Acoustic Horn Design, Numerical and Experimental Investigations of Ultrasonic Vibration Assisted Turning of Ti-6Al-4V

Abstract

Titanium alloys have got wide ranges of applications in the field of aerospace, biomedical, and marine industries owing to its unique properties like high strength, exceptional corrosion resistance, and high strength to weight ratio. Still, characteristics like redduced thermal conductivity and high affinity towards the cutting tools limit the machinability of these alloys making these as the hard to cut alloys. Ultrasonic vibration assisted turning (UVAT) is one of the novel machining processes enhancing the machinability of titanium alloys compared to the conventional turning (CT). The process allows us to impose an ultrasonic vibration of 20 kHz with small amplitude of vibration on the cutting insert to get an intermittent cutting, unlike the conventional turning.

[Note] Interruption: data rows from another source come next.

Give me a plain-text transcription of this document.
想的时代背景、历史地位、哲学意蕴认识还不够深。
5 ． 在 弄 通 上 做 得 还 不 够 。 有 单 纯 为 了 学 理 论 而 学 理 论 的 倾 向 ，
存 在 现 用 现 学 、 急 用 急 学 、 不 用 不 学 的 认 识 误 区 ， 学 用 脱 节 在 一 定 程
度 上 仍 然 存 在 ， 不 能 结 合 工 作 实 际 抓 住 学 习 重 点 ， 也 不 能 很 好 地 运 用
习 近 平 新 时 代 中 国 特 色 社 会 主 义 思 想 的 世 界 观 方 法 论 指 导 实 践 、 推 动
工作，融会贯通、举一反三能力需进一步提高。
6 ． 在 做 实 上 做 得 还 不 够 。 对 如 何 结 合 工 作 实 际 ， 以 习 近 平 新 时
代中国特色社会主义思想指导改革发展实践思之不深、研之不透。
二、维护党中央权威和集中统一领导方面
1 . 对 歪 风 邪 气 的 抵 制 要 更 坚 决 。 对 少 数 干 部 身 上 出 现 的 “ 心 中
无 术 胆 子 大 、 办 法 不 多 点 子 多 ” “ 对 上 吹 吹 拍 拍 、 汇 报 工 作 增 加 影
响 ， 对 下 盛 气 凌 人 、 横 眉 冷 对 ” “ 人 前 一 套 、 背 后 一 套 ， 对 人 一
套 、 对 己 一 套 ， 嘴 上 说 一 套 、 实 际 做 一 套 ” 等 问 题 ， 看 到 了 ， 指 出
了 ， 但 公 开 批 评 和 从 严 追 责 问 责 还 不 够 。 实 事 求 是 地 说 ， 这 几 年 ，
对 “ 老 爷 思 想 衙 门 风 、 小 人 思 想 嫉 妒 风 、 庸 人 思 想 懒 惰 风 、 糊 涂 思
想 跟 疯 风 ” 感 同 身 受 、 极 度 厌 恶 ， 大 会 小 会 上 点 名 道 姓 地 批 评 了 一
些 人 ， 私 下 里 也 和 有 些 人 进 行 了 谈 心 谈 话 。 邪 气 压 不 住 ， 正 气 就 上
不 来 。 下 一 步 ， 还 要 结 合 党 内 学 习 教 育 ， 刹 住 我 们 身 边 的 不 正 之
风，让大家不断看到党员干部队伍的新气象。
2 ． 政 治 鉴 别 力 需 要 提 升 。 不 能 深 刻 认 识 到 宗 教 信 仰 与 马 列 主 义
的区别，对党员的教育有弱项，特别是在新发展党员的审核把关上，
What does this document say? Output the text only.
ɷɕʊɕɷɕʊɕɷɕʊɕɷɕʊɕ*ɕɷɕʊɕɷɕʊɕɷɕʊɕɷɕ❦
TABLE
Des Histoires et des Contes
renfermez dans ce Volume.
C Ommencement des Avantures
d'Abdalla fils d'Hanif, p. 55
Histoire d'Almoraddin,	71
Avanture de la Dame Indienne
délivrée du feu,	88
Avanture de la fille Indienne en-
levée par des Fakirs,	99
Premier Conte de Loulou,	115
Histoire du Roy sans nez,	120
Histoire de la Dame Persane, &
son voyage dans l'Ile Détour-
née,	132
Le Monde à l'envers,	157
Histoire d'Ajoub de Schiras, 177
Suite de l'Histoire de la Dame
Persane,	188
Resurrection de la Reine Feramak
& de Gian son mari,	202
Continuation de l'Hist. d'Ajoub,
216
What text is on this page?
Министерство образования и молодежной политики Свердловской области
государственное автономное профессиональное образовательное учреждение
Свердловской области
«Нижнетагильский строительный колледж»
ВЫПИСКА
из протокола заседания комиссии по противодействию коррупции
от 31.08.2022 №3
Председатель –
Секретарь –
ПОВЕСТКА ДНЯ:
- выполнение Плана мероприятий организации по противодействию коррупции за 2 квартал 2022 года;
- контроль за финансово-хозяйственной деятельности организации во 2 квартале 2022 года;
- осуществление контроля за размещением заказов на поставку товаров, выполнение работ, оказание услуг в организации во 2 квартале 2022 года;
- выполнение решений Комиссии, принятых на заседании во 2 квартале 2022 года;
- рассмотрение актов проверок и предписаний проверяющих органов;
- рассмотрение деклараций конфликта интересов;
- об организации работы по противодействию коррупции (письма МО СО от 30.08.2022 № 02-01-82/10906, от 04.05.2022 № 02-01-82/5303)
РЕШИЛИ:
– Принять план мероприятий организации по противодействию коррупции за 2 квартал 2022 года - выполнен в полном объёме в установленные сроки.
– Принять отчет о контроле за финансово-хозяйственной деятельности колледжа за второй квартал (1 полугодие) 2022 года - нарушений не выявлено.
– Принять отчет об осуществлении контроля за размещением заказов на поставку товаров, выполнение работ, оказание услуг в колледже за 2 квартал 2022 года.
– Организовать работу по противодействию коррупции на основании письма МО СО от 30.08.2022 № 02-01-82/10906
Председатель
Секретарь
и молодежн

The present work consists of three parts (i) design and analysis of acoustic horn along with its fabrication (ii) finite element model for both of the processes and experimental investigation with the discussions, and (iii) machinability investigations of both the processes studying chip morphology, surface integrity and tool wear. The first part includes designing and modeling of the horn that will act as the tool holder in UVAT process, using Ansys v15®, along with the fabrication of the parts based on the analysis. The tool holder is stepped type made of stainless steel (Grade SS304) with flexible attachments for the cutting inserts. The later part of the thesis includes preparation of 3D thermo-mechanical finite element model for both the processes using Deform 3D®. Experimental investigations of both the machining processes were carried out to study the machinability of titanium Grade 5, TI-6Al-4V. The dependence of results (cutting force, surface roughness, tool temperature, chip morphology etc.) on the input parameters were investigated and compared. UVAT showed significant reductions in cutting forces with improved surface finish of the workpiece. In the third section, machinability indices like chip morphology, surface integrity, and tool wear were observed. The results confirm the suitability and advantages of the UVAT process compared to the CT process to machine hard to cut metal Ti-6Al-4V.